O melhor amigo de um treinador na Noruega: roupa interior de lã

“Se queria ser alguém no futebol sabia que tinha de ser eu a trilhar o meu caminho. Em vez de me queixar, fui à procura. Mandei um CV e vim parar à Noruega”, conta Hugo Vicente, que era coordenador da formação do Braga, antes de partir, em 2013. Hoje, vive na pequena ilha de Bergsøy, onde coordena toda a formação e lidera a equipa sénior local, da 3ª divisão. “O maior choque são as condições de trabalho, que metem inveja à maioria dos clubes da I Liga em Portugal”, explica o treinador de 37 anos. E o frio, claro. “No primeiro treino que dei — estavam sete graus negativos — vi um treinador com um fato à pescador e botas de agricultor e pensei: ‘O que é isto, meu?’ Fui equipado normalmente, fato de treino e chuteiras. Fiquei congelado [risos]. A partir daí nunca mais larguei as meias e a roupa interior de lã”, conta. “Mas agora com oito graus já ando de t-shirt. É tudo uma questão de hábito.”

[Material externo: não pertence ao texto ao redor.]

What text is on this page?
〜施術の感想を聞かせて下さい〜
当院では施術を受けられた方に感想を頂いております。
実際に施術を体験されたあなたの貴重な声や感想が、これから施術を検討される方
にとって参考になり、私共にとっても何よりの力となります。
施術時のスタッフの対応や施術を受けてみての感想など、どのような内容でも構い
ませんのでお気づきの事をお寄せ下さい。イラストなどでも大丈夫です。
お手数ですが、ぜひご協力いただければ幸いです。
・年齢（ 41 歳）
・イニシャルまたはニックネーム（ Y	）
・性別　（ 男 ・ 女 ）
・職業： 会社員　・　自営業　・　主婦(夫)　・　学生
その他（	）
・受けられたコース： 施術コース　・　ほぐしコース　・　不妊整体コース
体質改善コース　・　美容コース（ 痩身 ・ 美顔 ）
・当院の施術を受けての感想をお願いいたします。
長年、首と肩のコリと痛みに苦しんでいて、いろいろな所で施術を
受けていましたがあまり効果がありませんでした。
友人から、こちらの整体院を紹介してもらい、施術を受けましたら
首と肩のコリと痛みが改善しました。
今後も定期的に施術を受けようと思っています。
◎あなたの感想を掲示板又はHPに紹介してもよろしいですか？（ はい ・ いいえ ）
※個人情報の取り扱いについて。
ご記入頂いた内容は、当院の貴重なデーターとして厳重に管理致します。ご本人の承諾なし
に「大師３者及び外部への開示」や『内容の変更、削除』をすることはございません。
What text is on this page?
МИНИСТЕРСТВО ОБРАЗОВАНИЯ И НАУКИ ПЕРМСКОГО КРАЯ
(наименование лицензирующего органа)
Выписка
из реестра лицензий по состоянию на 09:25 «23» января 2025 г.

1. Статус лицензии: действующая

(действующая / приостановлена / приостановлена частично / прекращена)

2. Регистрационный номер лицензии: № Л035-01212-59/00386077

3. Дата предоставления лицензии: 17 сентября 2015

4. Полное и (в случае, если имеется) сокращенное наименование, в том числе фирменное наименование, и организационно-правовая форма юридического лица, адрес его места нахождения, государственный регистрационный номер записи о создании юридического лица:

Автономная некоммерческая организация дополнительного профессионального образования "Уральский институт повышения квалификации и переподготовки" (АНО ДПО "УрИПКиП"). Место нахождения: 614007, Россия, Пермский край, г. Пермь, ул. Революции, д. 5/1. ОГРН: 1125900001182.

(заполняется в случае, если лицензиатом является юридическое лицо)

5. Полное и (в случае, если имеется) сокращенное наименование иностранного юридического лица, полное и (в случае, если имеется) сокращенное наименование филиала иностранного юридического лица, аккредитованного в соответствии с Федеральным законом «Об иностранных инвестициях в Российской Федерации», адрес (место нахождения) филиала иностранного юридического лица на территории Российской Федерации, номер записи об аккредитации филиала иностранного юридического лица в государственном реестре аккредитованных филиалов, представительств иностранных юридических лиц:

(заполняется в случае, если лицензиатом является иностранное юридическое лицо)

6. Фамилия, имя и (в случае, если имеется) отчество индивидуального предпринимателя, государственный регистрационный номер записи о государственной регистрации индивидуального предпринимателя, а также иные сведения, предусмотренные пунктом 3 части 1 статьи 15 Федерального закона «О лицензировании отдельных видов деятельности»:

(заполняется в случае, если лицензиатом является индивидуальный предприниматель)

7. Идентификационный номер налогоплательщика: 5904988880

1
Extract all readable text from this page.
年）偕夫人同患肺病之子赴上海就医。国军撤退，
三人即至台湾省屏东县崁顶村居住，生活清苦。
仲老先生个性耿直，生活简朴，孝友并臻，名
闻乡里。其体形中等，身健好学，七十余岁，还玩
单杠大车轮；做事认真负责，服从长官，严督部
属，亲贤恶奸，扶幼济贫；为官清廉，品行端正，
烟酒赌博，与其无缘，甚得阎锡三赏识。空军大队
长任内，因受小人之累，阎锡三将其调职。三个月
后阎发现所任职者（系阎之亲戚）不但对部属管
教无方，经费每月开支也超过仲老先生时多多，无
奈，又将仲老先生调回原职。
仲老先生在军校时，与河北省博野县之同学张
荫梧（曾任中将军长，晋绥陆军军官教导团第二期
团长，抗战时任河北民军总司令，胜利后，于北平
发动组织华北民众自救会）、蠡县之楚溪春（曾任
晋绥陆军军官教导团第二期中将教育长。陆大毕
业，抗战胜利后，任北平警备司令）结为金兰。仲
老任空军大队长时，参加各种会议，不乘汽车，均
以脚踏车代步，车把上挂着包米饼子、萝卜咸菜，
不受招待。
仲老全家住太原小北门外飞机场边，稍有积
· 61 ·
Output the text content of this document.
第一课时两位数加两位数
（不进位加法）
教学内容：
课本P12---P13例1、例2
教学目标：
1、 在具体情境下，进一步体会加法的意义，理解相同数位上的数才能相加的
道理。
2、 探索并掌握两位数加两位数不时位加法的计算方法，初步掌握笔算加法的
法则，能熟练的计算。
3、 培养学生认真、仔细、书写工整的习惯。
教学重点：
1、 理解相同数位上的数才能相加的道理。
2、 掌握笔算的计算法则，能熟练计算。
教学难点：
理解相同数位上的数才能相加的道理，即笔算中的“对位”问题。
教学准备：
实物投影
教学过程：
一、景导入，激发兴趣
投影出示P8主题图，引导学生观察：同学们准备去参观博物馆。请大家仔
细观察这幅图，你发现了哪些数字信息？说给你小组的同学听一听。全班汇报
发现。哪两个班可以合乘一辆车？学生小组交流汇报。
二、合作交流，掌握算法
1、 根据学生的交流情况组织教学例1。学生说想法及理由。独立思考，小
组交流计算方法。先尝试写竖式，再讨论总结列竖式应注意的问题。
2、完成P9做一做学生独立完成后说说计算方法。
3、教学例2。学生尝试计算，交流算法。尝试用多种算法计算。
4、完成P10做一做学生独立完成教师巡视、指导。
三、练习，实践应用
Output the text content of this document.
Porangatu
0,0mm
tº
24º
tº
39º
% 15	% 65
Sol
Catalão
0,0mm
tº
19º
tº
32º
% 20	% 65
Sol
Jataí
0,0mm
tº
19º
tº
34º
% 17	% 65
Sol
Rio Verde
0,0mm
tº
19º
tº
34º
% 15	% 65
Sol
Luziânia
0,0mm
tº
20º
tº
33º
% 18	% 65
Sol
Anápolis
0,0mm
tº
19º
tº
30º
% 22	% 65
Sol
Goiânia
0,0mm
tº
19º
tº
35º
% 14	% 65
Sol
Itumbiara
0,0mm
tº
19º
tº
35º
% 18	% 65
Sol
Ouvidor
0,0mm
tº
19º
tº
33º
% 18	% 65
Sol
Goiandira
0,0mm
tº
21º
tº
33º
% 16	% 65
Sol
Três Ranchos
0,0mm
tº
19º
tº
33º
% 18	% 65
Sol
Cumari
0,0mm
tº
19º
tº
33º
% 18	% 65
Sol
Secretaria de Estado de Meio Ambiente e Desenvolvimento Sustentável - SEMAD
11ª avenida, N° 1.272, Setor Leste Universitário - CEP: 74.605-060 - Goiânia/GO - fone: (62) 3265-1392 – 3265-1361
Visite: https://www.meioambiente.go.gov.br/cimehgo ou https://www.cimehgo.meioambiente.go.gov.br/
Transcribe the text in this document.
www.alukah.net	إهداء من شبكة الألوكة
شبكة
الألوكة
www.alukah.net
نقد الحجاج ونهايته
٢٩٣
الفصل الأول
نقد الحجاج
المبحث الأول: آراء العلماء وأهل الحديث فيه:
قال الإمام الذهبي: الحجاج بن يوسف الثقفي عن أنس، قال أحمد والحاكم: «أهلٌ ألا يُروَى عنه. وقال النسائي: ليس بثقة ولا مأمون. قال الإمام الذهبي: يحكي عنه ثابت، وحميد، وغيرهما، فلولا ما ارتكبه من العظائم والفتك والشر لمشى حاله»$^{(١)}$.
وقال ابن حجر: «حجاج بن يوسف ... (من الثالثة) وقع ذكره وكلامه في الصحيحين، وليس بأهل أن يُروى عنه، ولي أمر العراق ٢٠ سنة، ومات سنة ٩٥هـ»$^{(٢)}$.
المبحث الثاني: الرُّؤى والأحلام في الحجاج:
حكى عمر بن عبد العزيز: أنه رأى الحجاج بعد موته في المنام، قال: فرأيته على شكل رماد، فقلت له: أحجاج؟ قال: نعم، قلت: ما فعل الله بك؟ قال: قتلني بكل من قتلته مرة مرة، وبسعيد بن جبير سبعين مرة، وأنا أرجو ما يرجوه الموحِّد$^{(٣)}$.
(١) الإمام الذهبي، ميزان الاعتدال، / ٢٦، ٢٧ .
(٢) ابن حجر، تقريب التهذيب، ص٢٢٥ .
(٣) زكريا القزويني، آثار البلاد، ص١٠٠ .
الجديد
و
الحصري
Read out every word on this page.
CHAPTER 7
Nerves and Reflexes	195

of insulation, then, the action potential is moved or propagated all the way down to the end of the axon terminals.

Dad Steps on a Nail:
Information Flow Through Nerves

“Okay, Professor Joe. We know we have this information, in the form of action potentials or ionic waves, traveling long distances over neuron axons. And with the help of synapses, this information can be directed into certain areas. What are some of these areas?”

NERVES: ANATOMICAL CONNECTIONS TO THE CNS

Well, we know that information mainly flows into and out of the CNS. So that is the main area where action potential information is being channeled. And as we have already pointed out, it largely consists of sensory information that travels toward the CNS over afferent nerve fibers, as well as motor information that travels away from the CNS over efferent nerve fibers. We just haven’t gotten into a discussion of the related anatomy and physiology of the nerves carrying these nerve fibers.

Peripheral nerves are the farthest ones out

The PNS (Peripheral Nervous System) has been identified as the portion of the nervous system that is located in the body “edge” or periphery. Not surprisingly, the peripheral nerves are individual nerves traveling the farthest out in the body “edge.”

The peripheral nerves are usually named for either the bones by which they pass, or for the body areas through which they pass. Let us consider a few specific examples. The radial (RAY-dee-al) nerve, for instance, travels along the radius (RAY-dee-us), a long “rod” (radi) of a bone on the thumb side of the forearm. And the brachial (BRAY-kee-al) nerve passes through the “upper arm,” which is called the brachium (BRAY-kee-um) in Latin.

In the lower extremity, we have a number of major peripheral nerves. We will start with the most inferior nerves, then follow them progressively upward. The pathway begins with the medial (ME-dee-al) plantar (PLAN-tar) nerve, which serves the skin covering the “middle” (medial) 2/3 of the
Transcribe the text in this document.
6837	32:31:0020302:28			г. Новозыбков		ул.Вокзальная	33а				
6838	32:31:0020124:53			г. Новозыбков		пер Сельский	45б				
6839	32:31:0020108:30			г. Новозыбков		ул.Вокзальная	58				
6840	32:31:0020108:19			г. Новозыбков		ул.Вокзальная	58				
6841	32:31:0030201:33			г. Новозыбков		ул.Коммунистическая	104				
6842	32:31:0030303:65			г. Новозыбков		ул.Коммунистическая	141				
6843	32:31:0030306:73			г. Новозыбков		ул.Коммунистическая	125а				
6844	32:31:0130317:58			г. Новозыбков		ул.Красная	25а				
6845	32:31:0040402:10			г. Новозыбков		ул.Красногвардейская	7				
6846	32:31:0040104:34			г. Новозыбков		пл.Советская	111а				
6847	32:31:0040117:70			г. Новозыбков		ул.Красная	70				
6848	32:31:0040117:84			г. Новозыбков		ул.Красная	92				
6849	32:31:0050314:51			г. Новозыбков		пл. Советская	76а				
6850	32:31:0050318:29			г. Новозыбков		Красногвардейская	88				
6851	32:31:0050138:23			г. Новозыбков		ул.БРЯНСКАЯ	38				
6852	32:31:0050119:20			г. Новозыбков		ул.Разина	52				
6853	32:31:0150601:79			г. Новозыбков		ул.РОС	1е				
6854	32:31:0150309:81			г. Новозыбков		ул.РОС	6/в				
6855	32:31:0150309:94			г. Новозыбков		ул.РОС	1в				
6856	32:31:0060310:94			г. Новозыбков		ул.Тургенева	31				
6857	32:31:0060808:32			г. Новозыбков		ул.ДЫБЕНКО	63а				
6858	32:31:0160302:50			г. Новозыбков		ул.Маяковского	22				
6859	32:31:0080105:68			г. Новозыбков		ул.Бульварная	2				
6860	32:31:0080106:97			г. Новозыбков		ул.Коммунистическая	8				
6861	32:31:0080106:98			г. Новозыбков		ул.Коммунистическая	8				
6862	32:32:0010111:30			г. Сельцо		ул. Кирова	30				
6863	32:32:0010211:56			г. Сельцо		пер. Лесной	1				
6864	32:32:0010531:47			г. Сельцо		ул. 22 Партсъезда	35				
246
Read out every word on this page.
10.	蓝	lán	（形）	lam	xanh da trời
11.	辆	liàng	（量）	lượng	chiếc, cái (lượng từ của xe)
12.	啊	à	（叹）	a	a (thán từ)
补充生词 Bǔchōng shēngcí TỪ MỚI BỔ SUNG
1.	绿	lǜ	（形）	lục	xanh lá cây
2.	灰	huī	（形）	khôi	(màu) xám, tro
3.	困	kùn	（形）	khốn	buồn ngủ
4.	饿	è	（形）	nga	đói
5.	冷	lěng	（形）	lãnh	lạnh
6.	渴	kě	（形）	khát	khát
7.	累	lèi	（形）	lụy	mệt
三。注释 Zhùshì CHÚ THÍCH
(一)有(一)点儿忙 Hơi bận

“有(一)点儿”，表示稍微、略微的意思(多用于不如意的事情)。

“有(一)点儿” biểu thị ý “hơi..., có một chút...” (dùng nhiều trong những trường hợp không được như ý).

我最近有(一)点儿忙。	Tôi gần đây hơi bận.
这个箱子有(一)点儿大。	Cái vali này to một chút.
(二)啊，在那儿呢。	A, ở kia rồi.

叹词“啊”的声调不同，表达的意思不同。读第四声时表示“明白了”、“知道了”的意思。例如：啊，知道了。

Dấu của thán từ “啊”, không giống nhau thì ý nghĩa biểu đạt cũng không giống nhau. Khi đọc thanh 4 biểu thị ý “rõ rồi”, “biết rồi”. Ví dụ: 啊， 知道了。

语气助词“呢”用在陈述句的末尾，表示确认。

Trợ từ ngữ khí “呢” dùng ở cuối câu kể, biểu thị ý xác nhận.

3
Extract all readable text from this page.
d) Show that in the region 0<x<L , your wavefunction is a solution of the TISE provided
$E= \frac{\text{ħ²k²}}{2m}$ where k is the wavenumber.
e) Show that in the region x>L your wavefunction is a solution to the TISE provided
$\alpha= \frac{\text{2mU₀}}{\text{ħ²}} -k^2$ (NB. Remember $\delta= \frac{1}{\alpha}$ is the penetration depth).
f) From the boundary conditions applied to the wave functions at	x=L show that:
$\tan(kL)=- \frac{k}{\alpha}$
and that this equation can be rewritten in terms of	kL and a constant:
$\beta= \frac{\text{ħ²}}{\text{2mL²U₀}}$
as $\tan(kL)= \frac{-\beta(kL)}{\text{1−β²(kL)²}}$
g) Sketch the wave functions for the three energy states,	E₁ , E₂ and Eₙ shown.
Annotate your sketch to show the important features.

A competitividade é mais baixa na Noruega — “a parte social é muito importante para eles, preferem ter 600 miúdos medianos a jogar do que 100 muito bons” —, mas Hugo Vicente aprecia o estilo de vida nórdico e o apoio que recebe do clube e das associações. “Vêm aos clubes dar formação aos treinadores e aos diretores também, uma coisa que em Portugal seria impensável”, explica. “Há um ano quis trazer dois portugueses mas só um pôde vir. Então o clube propôs que se dessem as condições financeiras do que não veio ao que veio. Aqui ninguém explora ninguém. Não tenho um ordenado milionário, porque o custo de vida é elevado, mas recebo entre três e quatro mil euros, com casa”, diz. “Não sou emigrante por necessidade, mas é claro que isto me dá uma estabilidade que não teria em Portugal, onde muitos treinadores estão a recibos.” Para ganhar, mais vale emigrar. Mesmo que não seja Passos a incentivar.